Spokane Police: Man who killed 9-year-old Candy Rogers took his own life decades ago

SPOKANE, Wash. — The man who killed 9-year-old Candy Rogers in 1959 will not face a jury, nor face jail time. 

It took three generations of law enforcement personnel to solve the case, but Spokane Police Sergeant Zac Storment was finally able to identify the young girl’s killer. 

“I keep saying, it’s the Mount Everest of our cold cases… the one we could never seem to overcome. At the same time, nobody ever forgot,” Storment said.

Rogers was selling Camp Fire mints when she disappeared from her front yard West Central more than than 60 years ago. For two weeks after her disappearance, police searched for her, but to no avail. 

The Marine Corps, the Boy Scouts, US Postal Workers, and many others helped in the search. A helicopter from Fairchild Air Force Base was involved but devastatingly crashed, killing three airmen.

On the sixteenth day of the search, Rogers’ body was found.

Evidence from the scene showed Rogers was raped and strangled with a strip of her own clothing. The evidence was preserved for decades and would ultimately be what linked the crime to the killer. 

Through DNA testing with Othram Inc, investigators were able to submit a sample that narrowed the search down to three possible killers: three brothers, all close in age. 

Further investigation determined one of those brothers, John Reigh Hoff, was the one responsible.

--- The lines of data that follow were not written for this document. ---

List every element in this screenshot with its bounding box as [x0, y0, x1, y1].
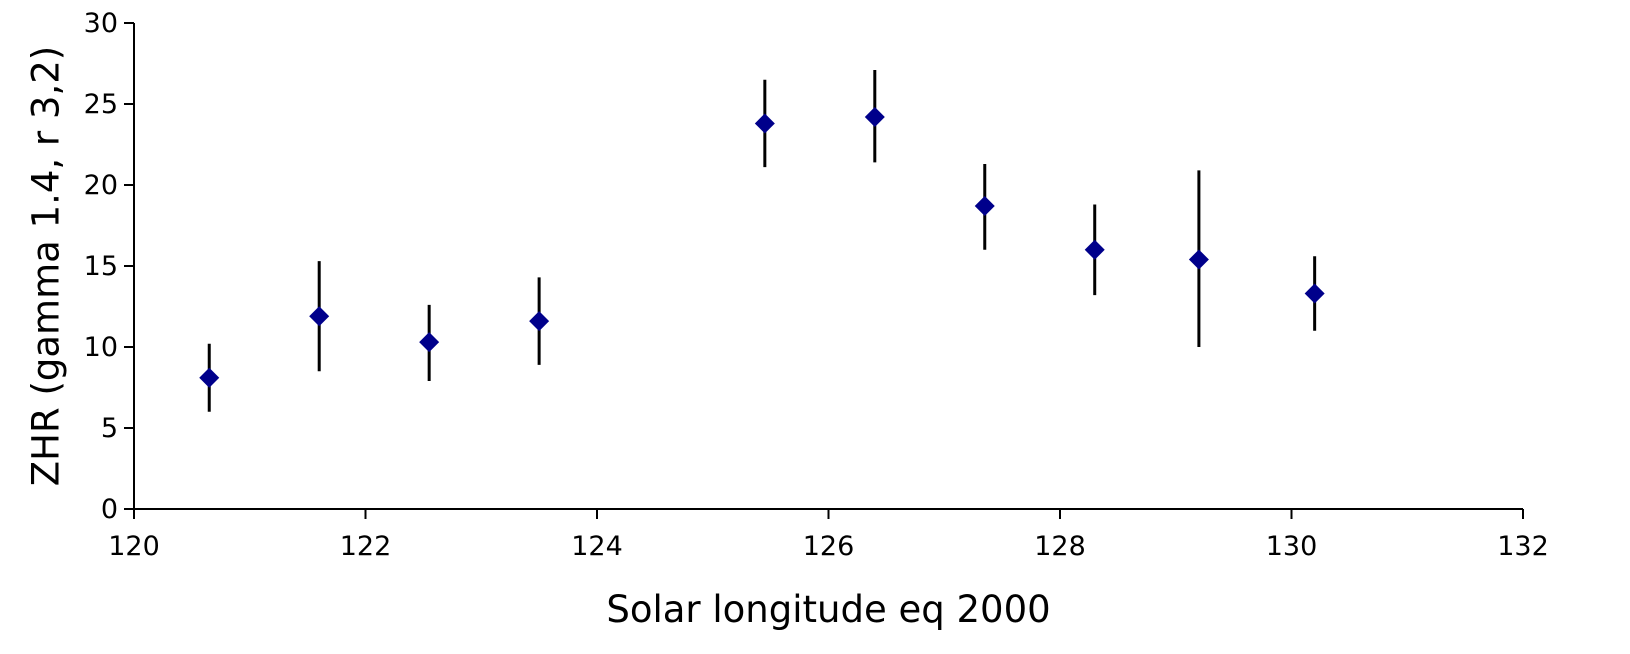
x-tick-label: 128 [1034, 531, 1086, 562]
data-point-marker [1188, 249, 1209, 270]
y-tick-label: 30 [84, 8, 118, 39]
x-tick-label: 126 [803, 531, 855, 562]
data-point-marker [1084, 239, 1105, 260]
data-point-marker [419, 332, 440, 353]
data-point-marker [309, 306, 330, 327]
y-tick-label: 10 [84, 332, 118, 363]
data-point-marker [199, 367, 220, 388]
x-tick-label: 120 [108, 531, 160, 562]
data-point-marker [974, 196, 995, 217]
x-tick-label: 122 [340, 531, 392, 562]
data-point-marker [864, 106, 885, 127]
y-tick-label: 25 [84, 89, 118, 120]
y-tick-label: 0 [101, 494, 118, 525]
y-tick-label: 15 [84, 251, 118, 282]
data-point-marker [1304, 283, 1325, 304]
data-points [199, 106, 1325, 388]
y-axis-title: ZHR (gamma 1.4, r 3,2) [25, 46, 68, 486]
x-tick-label: 130 [1266, 531, 1318, 562]
ticks: 0 5 10 15 20 25 30 120 122 124 126 128 130 132 [84, 8, 1549, 562]
x-tick-label: 124 [571, 531, 623, 562]
x-axis-title: Solar longitude eq 2000 [606, 588, 1050, 631]
x-tick-label: 132 [1497, 531, 1549, 562]
data-point-marker [754, 113, 775, 134]
y-tick-label: 20 [84, 170, 118, 201]
y-tick-label: 5 [101, 413, 118, 444]
data-point-marker [529, 311, 550, 332]
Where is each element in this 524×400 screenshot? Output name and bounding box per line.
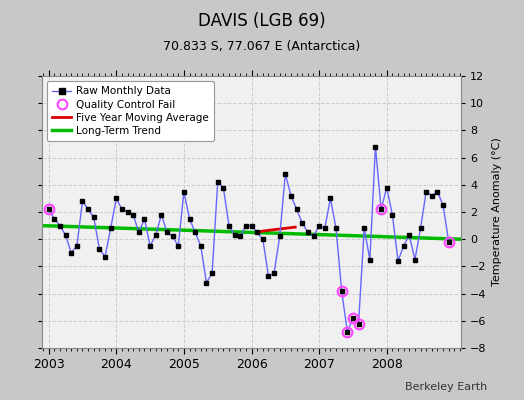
Y-axis label: Temperature Anomaly (°C): Temperature Anomaly (°C) xyxy=(492,138,502,286)
Legend: Raw Monthly Data, Quality Control Fail, Five Year Moving Average, Long-Term Tren: Raw Monthly Data, Quality Control Fail, … xyxy=(47,81,214,141)
Text: 70.833 S, 77.067 E (Antarctica): 70.833 S, 77.067 E (Antarctica) xyxy=(163,40,361,53)
Text: Berkeley Earth: Berkeley Earth xyxy=(405,382,487,392)
Text: DAVIS (LGB 69): DAVIS (LGB 69) xyxy=(198,12,326,30)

Decades of relentless effort, finally pay off.

Failing was never an option. “I didn’t let that enter into my thinking. I thought someone would solve it. I was trying to be that somebody,” Brian Hammond, a detective who worked on this case for 16 years, told us.

Hoff is no longer alive; he took his own life decades ago, the same year his daughter Cathie turned nine. And though he is no longer alive, Cathie is and she was willing to help the police in the investigation. 

Cathie submitted her own DNA as part of the investigation and it appeared to be a close match.

Storment said that he feared there may be another brother they had not identified or a possible paternity issue with Cathie, so he wasn’t ready to name Hoff the killer.

He knew the only way to solidly identify the person responsible was to get a DNA sample directly from Hoff.

Storment got a search warrant and talked to Hoff’s children. They gave their permission and Hoff’s body was removed from his grave.

Hoff’s body was buried in the same cemetery as Candy’s.

His DNA was a one-to-one match from the DNA recovered at the scene of the crime.

“It feels terrific. You know, you, hope you can solve a case then when you can’t and you have to give it up to someone else, you hope they solve it and that happened several times in a row,” Hammond explained.

He had other known criminal offenses from years ago. He was arrested and convicted in 1961 for second-degree assault on a woman in Browne’s Addition. He served six months.

Hoff was in the Army, but was declared a deserter and discharged because of his conviction. In the years after, he sold Cutco Cutlery door to door, worked at Western Pine Lumber and worked at the Armor meat packing plant.

Hoff will never serve time for what he did, but after decades of mystery, there is finally a conclusion in the case.